المبادرة السورية لحرية القائد عبدالله اوجلان

Leaders’ Article

The upper Kurdish hierarchy (which has faced the most challenges of authority and the state) has often linked its fate throughout history to the fate of stronger authorities and states, based on relative autonomy. It has not been strongly driven by a separate authority system or state specific to Kurdish society. Such an initiative was not in line with its interests in this regard, due to prevailing historical and social circumstances. From this perspective, the shared history with the Turks, which spans approximately the last thousand years, has been addressed.

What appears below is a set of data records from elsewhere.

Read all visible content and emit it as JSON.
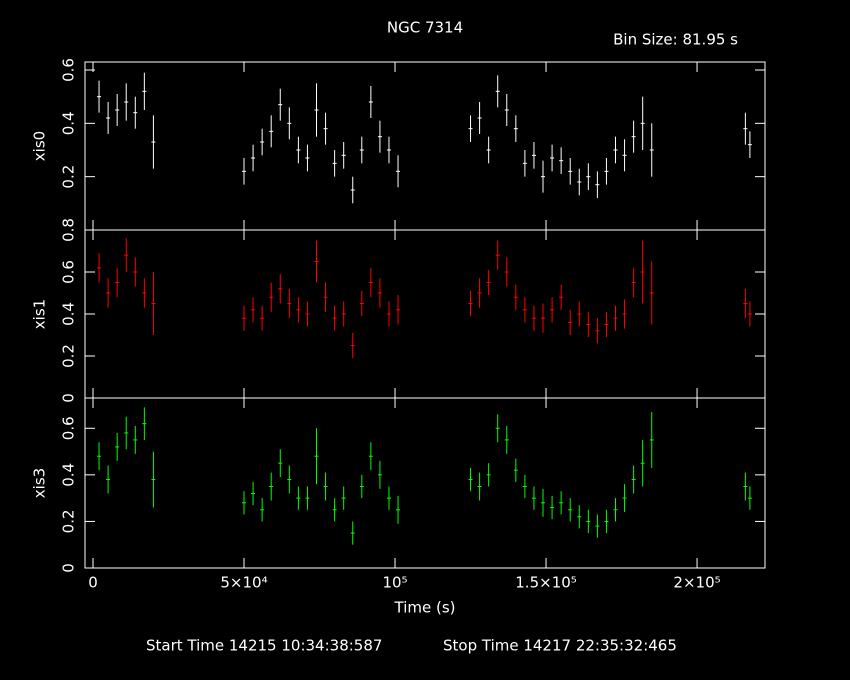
{
  "chart_data": [
    {
      "type": "errorbar",
      "title": "NGC 7314",
      "subtitle": "Bin Size: 81.95 s",
      "y_label": "xis0",
      "color": "#ffffff",
      "xlim": [
        -2650,
        222500
      ],
      "xticks": [
        0,
        50000,
        100000,
        150000,
        200000
      ],
      "ylim": [
        0.0,
        0.63
      ],
      "yticks": [
        0.2,
        0.4,
        0.6
      ],
      "x": [
        2000,
        5000,
        8000,
        11000,
        14000,
        17000,
        20000,
        50000,
        53000,
        56000,
        59000,
        62000,
        65000,
        68000,
        71000,
        74000,
        77000,
        80000,
        83000,
        86000,
        89000,
        92000,
        95000,
        98000,
        101000,
        125000,
        128000,
        131000,
        134000,
        137000,
        140000,
        143000,
        146000,
        149000,
        152000,
        155000,
        158000,
        161000,
        164000,
        167000,
        170000,
        173000,
        176000,
        179000,
        182000,
        185000,
        216000,
        217500
      ],
      "values": [
        0.5,
        0.42,
        0.45,
        0.48,
        0.44,
        0.52,
        0.33,
        0.22,
        0.27,
        0.33,
        0.37,
        0.47,
        0.4,
        0.3,
        0.27,
        0.45,
        0.38,
        0.25,
        0.28,
        0.15,
        0.3,
        0.48,
        0.35,
        0.3,
        0.22,
        0.38,
        0.42,
        0.3,
        0.52,
        0.45,
        0.38,
        0.25,
        0.28,
        0.2,
        0.27,
        0.26,
        0.22,
        0.18,
        0.2,
        0.17,
        0.22,
        0.3,
        0.28,
        0.35,
        0.4,
        0.3,
        0.38,
        0.32
      ],
      "errors": [
        0.06,
        0.06,
        0.06,
        0.07,
        0.06,
        0.07,
        0.1,
        0.05,
        0.05,
        0.05,
        0.06,
        0.06,
        0.06,
        0.05,
        0.05,
        0.1,
        0.06,
        0.05,
        0.05,
        0.05,
        0.05,
        0.06,
        0.06,
        0.05,
        0.06,
        0.05,
        0.06,
        0.05,
        0.06,
        0.06,
        0.05,
        0.05,
        0.05,
        0.06,
        0.05,
        0.05,
        0.05,
        0.05,
        0.05,
        0.05,
        0.05,
        0.05,
        0.06,
        0.06,
        0.1,
        0.1,
        0.06,
        0.05
      ]
    },
    {
      "type": "errorbar",
      "y_label": "xis1",
      "color": "#ff0000",
      "xlim": [
        -2650,
        222500
      ],
      "xticks": [
        0,
        50000,
        100000,
        150000,
        200000
      ],
      "ylim": [
        0,
        0.8
      ],
      "yticks": [
        0,
        0.2,
        0.4,
        0.6,
        0.8
      ],
      "x": [
        2000,
        5000,
        8000,
        11000,
        14000,
        17000,
        20000,
        50000,
        53000,
        56000,
        59000,
        62000,
        65000,
        68000,
        71000,
        74000,
        77000,
        80000,
        83000,
        86000,
        89000,
        92000,
        95000,
        98000,
        101000,
        125000,
        128000,
        131000,
        134000,
        137000,
        140000,
        143000,
        146000,
        149000,
        152000,
        155000,
        158000,
        161000,
        164000,
        167000,
        170000,
        173000,
        176000,
        179000,
        182000,
        185000,
        216000,
        217500
      ],
      "values": [
        0.62,
        0.5,
        0.55,
        0.68,
        0.6,
        0.5,
        0.45,
        0.38,
        0.42,
        0.38,
        0.48,
        0.52,
        0.45,
        0.42,
        0.4,
        0.65,
        0.48,
        0.38,
        0.4,
        0.25,
        0.45,
        0.55,
        0.5,
        0.4,
        0.42,
        0.45,
        0.5,
        0.55,
        0.68,
        0.6,
        0.48,
        0.42,
        0.38,
        0.38,
        0.42,
        0.48,
        0.36,
        0.4,
        0.35,
        0.32,
        0.35,
        0.38,
        0.4,
        0.55,
        0.6,
        0.5,
        0.45,
        0.4
      ],
      "errors": [
        0.07,
        0.07,
        0.07,
        0.08,
        0.07,
        0.07,
        0.15,
        0.06,
        0.06,
        0.06,
        0.07,
        0.07,
        0.07,
        0.06,
        0.06,
        0.1,
        0.07,
        0.06,
        0.06,
        0.06,
        0.06,
        0.07,
        0.07,
        0.06,
        0.07,
        0.06,
        0.07,
        0.06,
        0.07,
        0.07,
        0.06,
        0.06,
        0.06,
        0.07,
        0.06,
        0.06,
        0.06,
        0.06,
        0.06,
        0.06,
        0.06,
        0.06,
        0.07,
        0.07,
        0.15,
        0.15,
        0.07,
        0.06
      ]
    },
    {
      "type": "errorbar",
      "y_label": "xis3",
      "color": "#00ff00",
      "x_label": "Time (s)",
      "annotations": [
        "Start Time 14215 10:34:38:587",
        "Stop Time 14217 22:35:32:465"
      ],
      "xlim": [
        -2650,
        222500
      ],
      "xticks": [
        0,
        {
          "value": 50000,
          "label": "5×10⁴"
        },
        {
          "value": 100000,
          "label": "10⁵"
        },
        {
          "value": 150000,
          "label": "1.5×10⁵"
        },
        {
          "value": 200000,
          "label": "2×10⁵"
        }
      ],
      "ylim": [
        0,
        0.73
      ],
      "yticks": [
        0,
        0.2,
        0.4,
        0.6
      ],
      "x": [
        2000,
        5000,
        8000,
        11000,
        14000,
        17000,
        20000,
        50000,
        53000,
        56000,
        59000,
        62000,
        65000,
        68000,
        71000,
        74000,
        77000,
        80000,
        83000,
        86000,
        89000,
        92000,
        95000,
        98000,
        101000,
        125000,
        128000,
        131000,
        134000,
        137000,
        140000,
        143000,
        146000,
        149000,
        152000,
        155000,
        158000,
        161000,
        164000,
        167000,
        170000,
        173000,
        176000,
        179000,
        182000,
        185000,
        216000,
        217500
      ],
      "values": [
        0.48,
        0.38,
        0.52,
        0.58,
        0.55,
        0.62,
        0.38,
        0.28,
        0.32,
        0.25,
        0.35,
        0.45,
        0.38,
        0.3,
        0.3,
        0.48,
        0.35,
        0.25,
        0.3,
        0.15,
        0.35,
        0.48,
        0.4,
        0.3,
        0.25,
        0.38,
        0.35,
        0.4,
        0.6,
        0.55,
        0.42,
        0.35,
        0.3,
        0.28,
        0.26,
        0.28,
        0.25,
        0.22,
        0.2,
        0.18,
        0.2,
        0.25,
        0.3,
        0.38,
        0.45,
        0.55,
        0.35,
        0.3
      ],
      "errors": [
        0.06,
        0.06,
        0.06,
        0.07,
        0.06,
        0.07,
        0.12,
        0.05,
        0.05,
        0.05,
        0.06,
        0.06,
        0.06,
        0.05,
        0.05,
        0.12,
        0.06,
        0.05,
        0.05,
        0.05,
        0.05,
        0.06,
        0.06,
        0.05,
        0.06,
        0.05,
        0.06,
        0.05,
        0.06,
        0.06,
        0.05,
        0.05,
        0.05,
        0.06,
        0.05,
        0.05,
        0.05,
        0.05,
        0.05,
        0.05,
        0.05,
        0.05,
        0.06,
        0.06,
        0.1,
        0.12,
        0.06,
        0.05
      ]
    }
  ]
}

By willingly participating in the Battle of Manzikert, which they crowned with a resounding victory alongside the Seljuk Sultan Alp Arslan, they achieved a shared new authority and state under an Islamic foundation that dominated Anatolia and Mesopotamia. The geopolitical and geostrategic realities emanating from both regions made the sharing of authority and the Islamic state between the two upper classes of both nations a forced necessity. Despite the lack of a clear interest for the two peoples in sharing authority and state, and despite their repeated resistance to living under the common roof of authority and state, they did not fail to live together, due to the requirements of shared life on the one hand, and because of the religious and sectarian wars erupting at the time, on the other hand. This partnership between the Turkish nationalist upper hierarchy and the Kurdish upper class has always been based on voluntary consent. While we rarely encounter the phenomenon of “the conquest of Kurdistan” within the traditions of Turkish conquest, the occasional war of conquest only occurred with the participation of Kurdish notables. Therefore, this type of war cannot be described as an invasion.